I remember that the teacher told us that after a personality test said she was an extrovert, she was surprised. She had always thought of herself as an introvert. But then, she realized how much talking to others helped her frame her own thoughts, so she accepted her new-found status as an extrovert.

7. Avoid crossword puzzles

Many of us, when we think of brain fitness, think of crossword puzzles. And it’s true–crossword puzzles do improve our fluency, yet studies show they are not enough by themselves.

Are they fun? Yes. Do they sharpen your brain? Not really.

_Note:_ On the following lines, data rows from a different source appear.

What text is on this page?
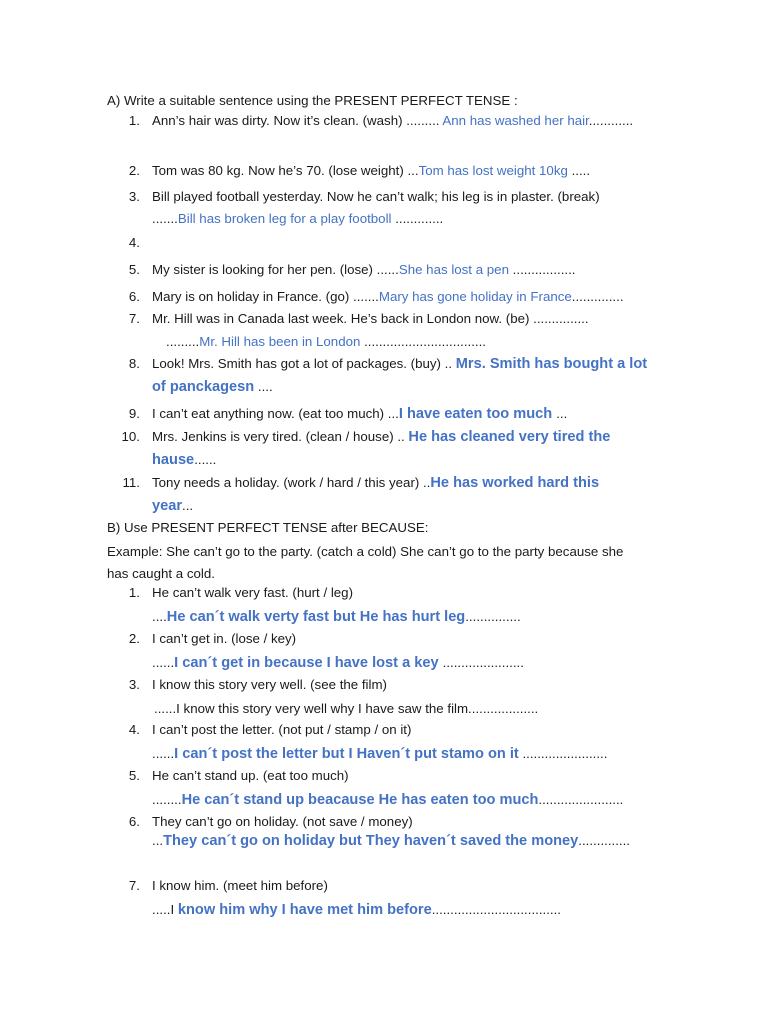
A) Write a suitable sentence using the PRESENT PERFECT TENSE :
1. Ann’s hair was dirty. Now it’s clean. (wash) ......... Ann has washed her hair............
2. Tom was 80 kg. Now he’s 70. (lose weight) ...Tom has lost weight 10kg .....
3. Bill played football yesterday. Now he can’t walk; his leg is in plaster. (break)
.......Bill has broken leg for a play footboll .............
4.
5. My sister is looking for her pen. (lose) ......She has lost a pen .................
6. Mary is on holiday in France. (go) .......Mary has gone holiday in France..............
7. Mr. Hill was in Canada last week. He’s back in London now. (be) ...............
.........Mr. Hill has been in London .................................
8. Look! Mrs. Smith has got a lot of packages. (buy) .. Mrs. Smith has bought a lot
of panckagesn ....
9. I can’t eat anything now. (eat too much) ...I have eaten too much ...
10. Mrs. Jenkins is very tired. (clean / house) .. He has cleaned very tired the
hause......
11. Tony needs a holiday. (work / hard / this year) ..He has worked hard this
year...
B) Use PRESENT PERFECT TENSE after BECAUSE:
Example: She can’t go to the party. (catch a cold) She can’t go to the party because she
has caught a cold.
1. He can’t walk very fast. (hurt / leg)
....He can´t walk verty fast but He has hurt leg...............
2. I can’t get in. (lose / key)
......I can´t get in because I have lost a key ......................
3. I know this story very well. (see the film)
......I know this story very well why I have saw the film...................
4. I can’t post the letter. (not put / stamp / on it)
......I can´t post the letter but I Haven´t put stamo on it .......................
5. He can’t stand up. (eat too much)
........He can´t stand up beacause He has eaten too much.......................
6. They can’t go on holiday. (not save / money)
...They can´t go on holiday but They haven´t saved the money..............
7. I know him. (meet him before)
.....I know him why I have met him before...................................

Of course, if you are doing this for fun, then by all means go ahead. If you are doing it for brain fitness, then you might want to choose another activity

8. Eat right – and make sure dark chocolate is included

Foods like fish, fruits, and vegetables help your brain perform optimally. Yet, you might not know that dark chocolate gives your brain a good boost as well.

When you eat chocolate, your brain produces dopamine. And dopamine helps you learn faster and remember better. Not to mention, chocolate contains flavonols, antioxidants, which also improve your brain functions.

So next time you have something difficult to do, make sure you grab a bite or two of dark chocolate!

The bottom line

Now that you know how to train your brain, it’s actually time to start doing.

Don’t just consume this content and then go on with your life as if nothing has changed. Put this knowledge into action and become smarter than ever!